Caminamos en silencio por calles laterales, evitando las avenidas principales. Cada sombra me parecía una amenaza, cada farola un foco que podía delatarnos. Leo caminaba con la certeza de quien conoce cada grieta del pavimento, cada esquina que ofrece refugio.

—¿Dónde vamos? —pregunté cuando llegamos a una plaza abandonada con columpios oxidados.

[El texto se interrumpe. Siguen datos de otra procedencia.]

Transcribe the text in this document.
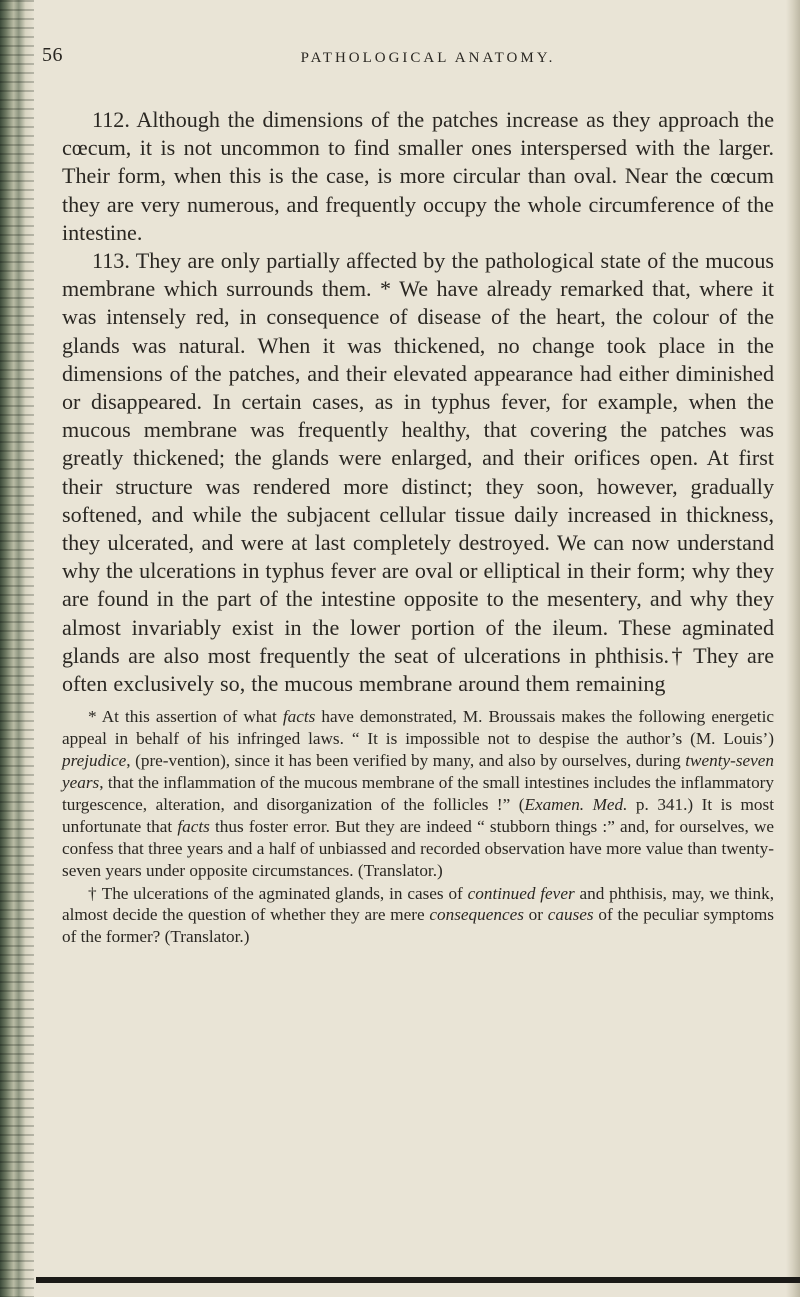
56	PATHOLOGICAL ANATOMY.

112. Although the dimensions of the patches increase as they approach the cœcum, it is not uncommon to find smaller ones interspersed with the larger. Their form, when this is the case, is more circular than oval. Near the cœcum they are very numerous, and frequently occupy the whole circumference of the intestine.

113. They are only partially affected by the pathological state of the mucous membrane which surrounds them. * We have already remarked that, where it was intensely red, in consequence of disease of the heart, the colour of the glands was natural. When it was thickened, no change took place in the dimensions of the patches, and their elevated appearance had either diminished or disappeared. In certain cases, as in typhus fever, for example, when the mucous membrane was frequently healthy, that covering the patches was greatly thickened; the glands were enlarged, and their orifices open. At first their structure was rendered more distinct; they soon, however, gradually softened, and while the subjacent cellular tissue daily increased in thickness, they ulcerated, and were at last completely destroyed. We can now understand why the ulcerations in typhus fever are oval or elliptical in their form; why they are found in the part of the intestine opposite to the mesentery, and why they almost invariably exist in the lower portion of the ileum. These agminated glands are also most frequently the seat of ulcerations in phthisis.† They are often exclusively so, the mucous membrane around them remaining

* At this assertion of what facts have demonstrated, M. Broussais makes the following energetic appeal in behalf of his infringed laws. “ It is impossible not to despise the author’s (M. Louis’) prejudice, (pre-vention), since it has been verified by many, and also by ourselves, during twenty-seven years, that the inflammation of the mucous membrane of the small intestines includes the inflammatory turgescence, alteration, and disorganization of the follicles !” (Examen. Med. p. 341.) It is most unfortunate that facts thus foster error. But they are indeed “ stubborn things :” and, for ourselves, we confess that three years and a half of unbiassed and recorded observation have more value than twenty-seven years under opposite circumstances. (Translator.)

† The ulcerations of the agminated glands, in cases of continued fever and phthisis, may, we think, almost decide the question of whether they are mere consequences or causes of the peculiar symptoms of the former? (Translator.)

—A ningún lado —se sentó en uno de los columpios, que chirrió protestando—. Solo necesitamos esperar.

Me senté frente a él, apoyando la guitarra entre mis piernas. La noche nos envolvía como un manto húmedo, y por primera vez desde que salí de casa, sentí el peso de lo que estaba haciendo.

—¿Y mi padre? —la pregunta salió más suave de lo que pretendía.

Leo suspiró, frotándose el rostro con las manos. Parecía más viejo bajo la luz plateada de la luna.

—Tu padre trabajaba con el mío. En una constructora. Hace tres años... hubo un accidente. O eso dijeron. —Hizo una pausa, buscando las palabras—. Mi padre desapareció después. El tuyo también, ¿no?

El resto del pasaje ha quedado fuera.